One thing journalists are clamouring for is a tool to help transcribing interviews. It’s a time consuming task and there is strong demand for a tool that would make it less odious.

Unfortunately the best speech-to-text software in the world currently doesn’t work well with low-fi recordings done in noisy environments and this leads to major disappointment when journalists upload their interviews and get back useless garbage transcripts.

We can do some work to help here, like noise reduction and audio cleanup, and provide guidance on how best to record audio (such as using a couple of cheap clip mics when recording and asking subjects to speak clearly) but there are limits to what is technically possible right now and to what journalists might be willing to ask folks to do when being interviewed.

There is wide expectation gap here as iPhones, Android phones and devices like Amazon Echo or Google Home seem to work reasonably well, right?

Of course, when we speak to our devices we tend to make a point of speaking clearly and directly to them, and it’s easier for them to predict the sorts of things we might be saying — because we are issuing a specific commands and services combine the probability of recognized words with the most likely search query.

We need to communicate better what Mercury is and isn’t good for and to help people make the best use of it.

In the immediate future, a professional transcriber will continue to be more accurate than speech-to-text software, a professional translator will provide a better quality translation than a machine translation, a professional presenter will provide the best sounding voiceovers and a professional video editor will be able to create the best video packages.

If we can provide a tool where individual multilingual journalists can quickly and easily translate and re-dub (using synthetic voices or by recording new spoken audio in the browser) and publish videos without any special training or complicated software then we can help newsrooms, media outlets and independent journalists reach new and wider audiences.

What’s next

We are going to address the issues we have and work on improving performance, features and workflow and publishing API documentation and will keep you updated with progress over the next few months.

Our support from Google DNI generously covers hosting, admin and other staff costs on the project, with development self-funded by glitch.digital through our other work.

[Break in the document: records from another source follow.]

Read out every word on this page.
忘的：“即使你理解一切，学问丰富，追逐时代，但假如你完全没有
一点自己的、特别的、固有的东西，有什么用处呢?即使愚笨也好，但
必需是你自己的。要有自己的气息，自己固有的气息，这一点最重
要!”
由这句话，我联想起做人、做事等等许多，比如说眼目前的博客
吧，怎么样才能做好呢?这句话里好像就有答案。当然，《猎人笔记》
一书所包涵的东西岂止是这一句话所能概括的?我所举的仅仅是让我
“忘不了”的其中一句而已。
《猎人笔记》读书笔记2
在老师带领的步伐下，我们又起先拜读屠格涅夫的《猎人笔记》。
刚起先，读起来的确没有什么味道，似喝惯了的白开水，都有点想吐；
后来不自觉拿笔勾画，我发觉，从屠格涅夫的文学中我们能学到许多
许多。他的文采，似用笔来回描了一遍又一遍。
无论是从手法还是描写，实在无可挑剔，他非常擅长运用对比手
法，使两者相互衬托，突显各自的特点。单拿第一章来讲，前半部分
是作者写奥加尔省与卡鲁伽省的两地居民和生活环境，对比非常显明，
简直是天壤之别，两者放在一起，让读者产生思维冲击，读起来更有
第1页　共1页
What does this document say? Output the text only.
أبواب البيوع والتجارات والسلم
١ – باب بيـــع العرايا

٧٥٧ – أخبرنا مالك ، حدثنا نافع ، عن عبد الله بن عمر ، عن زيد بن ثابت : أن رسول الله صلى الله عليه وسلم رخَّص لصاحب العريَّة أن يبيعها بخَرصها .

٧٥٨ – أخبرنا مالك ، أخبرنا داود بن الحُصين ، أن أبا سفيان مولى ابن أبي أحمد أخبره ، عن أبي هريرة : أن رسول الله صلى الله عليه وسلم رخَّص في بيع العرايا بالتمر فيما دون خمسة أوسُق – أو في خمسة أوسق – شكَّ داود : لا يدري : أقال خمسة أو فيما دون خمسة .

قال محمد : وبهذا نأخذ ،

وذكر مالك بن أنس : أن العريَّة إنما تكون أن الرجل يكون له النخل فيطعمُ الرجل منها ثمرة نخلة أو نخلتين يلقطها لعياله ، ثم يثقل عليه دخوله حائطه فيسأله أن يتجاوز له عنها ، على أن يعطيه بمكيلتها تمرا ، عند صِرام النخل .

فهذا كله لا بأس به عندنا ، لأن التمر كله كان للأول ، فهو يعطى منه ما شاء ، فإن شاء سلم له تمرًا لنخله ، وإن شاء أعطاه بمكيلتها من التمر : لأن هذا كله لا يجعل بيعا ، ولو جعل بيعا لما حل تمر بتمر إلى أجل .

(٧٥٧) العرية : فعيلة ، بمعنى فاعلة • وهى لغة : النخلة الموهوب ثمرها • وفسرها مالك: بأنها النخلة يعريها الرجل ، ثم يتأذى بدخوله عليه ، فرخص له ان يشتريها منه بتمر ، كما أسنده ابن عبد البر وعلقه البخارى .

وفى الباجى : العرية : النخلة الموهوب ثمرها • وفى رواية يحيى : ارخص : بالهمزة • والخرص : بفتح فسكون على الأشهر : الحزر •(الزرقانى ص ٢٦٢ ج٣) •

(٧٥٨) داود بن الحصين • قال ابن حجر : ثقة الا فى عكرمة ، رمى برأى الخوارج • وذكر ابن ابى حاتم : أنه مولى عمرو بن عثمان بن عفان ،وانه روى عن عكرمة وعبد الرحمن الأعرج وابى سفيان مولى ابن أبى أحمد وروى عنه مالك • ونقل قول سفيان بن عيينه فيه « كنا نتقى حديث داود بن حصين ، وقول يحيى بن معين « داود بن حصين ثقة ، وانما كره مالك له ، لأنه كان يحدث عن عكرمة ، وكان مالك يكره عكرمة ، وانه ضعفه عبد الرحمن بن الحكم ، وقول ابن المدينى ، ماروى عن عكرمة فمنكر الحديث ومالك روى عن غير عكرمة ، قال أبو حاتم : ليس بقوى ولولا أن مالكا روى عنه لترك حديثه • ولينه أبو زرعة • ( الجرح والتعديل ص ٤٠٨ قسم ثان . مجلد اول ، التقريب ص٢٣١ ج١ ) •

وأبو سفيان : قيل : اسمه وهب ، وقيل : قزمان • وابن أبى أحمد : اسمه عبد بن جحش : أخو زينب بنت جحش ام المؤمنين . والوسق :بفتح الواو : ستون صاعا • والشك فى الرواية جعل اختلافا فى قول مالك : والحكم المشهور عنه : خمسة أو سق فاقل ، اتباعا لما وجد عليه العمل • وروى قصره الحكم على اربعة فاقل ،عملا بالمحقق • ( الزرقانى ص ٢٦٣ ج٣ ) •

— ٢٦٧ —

If you are interested in supporting our work, in partnering with us or at getting access to some advanced features get in touch with mercury@glitch.digital.

What else is out there?

There is some really interesting related work being done by folks like Pietro Passarell on autoEdit and by Mark Boas and Laurian Gridinoc (both of whom have worked on Trint).

Work on tools like oTranscribe by Elliot Bentley has also been extremely helpful at understanding some of of challenges and no-longer maintained projects like PopcornJS from Mozilla continues to be invaluable.

BBC News Labs and Deutsche Welle are also doing work in this area, both together and on projects of their own.